Voici l'aventurier de Venise qui rentre au bercail, le voici au soir de la vie aux prises avec ses derniers démons: ses désirs, son identité et... la jeune Marcolina. Épisode possible de la carrière finissante du plus grand séducteur que l'Histoire ait connu, ce récit d'Arthur Schnitzler apparaît aux amants d'aujourd'hui comme un conte voltairien auquel Freud aurait prêté sa plume.

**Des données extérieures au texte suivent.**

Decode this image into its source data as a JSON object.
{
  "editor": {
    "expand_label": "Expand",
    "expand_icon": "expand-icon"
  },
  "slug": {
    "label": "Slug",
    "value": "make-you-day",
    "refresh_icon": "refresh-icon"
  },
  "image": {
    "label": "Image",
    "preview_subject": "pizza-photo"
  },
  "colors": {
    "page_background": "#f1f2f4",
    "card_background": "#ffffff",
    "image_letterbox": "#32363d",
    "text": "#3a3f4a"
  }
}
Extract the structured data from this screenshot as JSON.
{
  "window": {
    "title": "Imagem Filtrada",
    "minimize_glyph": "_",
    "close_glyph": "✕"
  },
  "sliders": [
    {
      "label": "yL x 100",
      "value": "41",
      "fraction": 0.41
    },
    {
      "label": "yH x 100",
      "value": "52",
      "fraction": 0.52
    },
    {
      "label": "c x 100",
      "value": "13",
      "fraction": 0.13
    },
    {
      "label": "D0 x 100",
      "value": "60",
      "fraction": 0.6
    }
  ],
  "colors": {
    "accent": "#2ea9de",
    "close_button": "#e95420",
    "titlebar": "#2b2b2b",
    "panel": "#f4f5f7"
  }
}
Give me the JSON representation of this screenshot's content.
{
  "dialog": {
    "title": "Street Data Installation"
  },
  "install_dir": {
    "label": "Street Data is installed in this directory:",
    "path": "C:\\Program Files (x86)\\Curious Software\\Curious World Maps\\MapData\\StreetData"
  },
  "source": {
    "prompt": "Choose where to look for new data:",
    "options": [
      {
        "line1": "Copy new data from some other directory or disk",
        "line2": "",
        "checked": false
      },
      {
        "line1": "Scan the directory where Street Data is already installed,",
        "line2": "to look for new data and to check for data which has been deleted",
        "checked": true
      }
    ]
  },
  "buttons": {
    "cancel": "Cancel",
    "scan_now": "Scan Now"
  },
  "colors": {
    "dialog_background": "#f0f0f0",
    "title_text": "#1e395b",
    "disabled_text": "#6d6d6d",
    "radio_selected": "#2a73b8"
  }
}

Pour Arthur Schnitzler, l'un des premiers écrivains influencés par la psychanalyse, et que Freud préféra éviter « de crainte de rencontrer mon double », Casanova est un sujet béni. En jouant à merveille avec les variations entre être et apparence, impulsion et réflexion, l'écrivain viennois rend compte des puissantes contradictions de l'âme de l'hédoniste. En invitant un libre-penseur à la table des nantis, il ridiculise les mœurs bourgeoises. Et cette tonalité teintée d'impressionnisme qui baigne chaque page exerce un mystérieux pouvoir : celui de décortiquer le ressort dramatique sans pour autant forcer la main à son dénouement.
Le Matricule des Anges.
Fils d'un professeur de médecine, Arthur Schnitzler, né à Vienne en 1862, devenu médecin à son tour dut attendre la mort de son père pour se livrer entièrement à l'écriture. Il conquit le public des théâtres avec ses pièces en un acte où il traite crûment des relations amoureuses (La Ronde). Chef de la "jeune Vienne" aux côtés de ses amis Stefan Zweig et Hofmannsthal, il excelle surtout dans la nouvelle ou le roman court (Mourir, Mademoiselle Else). Sa connaissance de la psychanalyse lui permet d'explorer le subconscient de ses personnages comme dans sa célèbre Traumnovelle. Son érotisme et son opposition à l'antisémitisme l'exposèrent à la controverse. Décédé en 1931, il est désormais considéré, avec Musil, Svevo ou Proust, comme l'un des maîtres de la littérature de la première moitié du XXe siècle.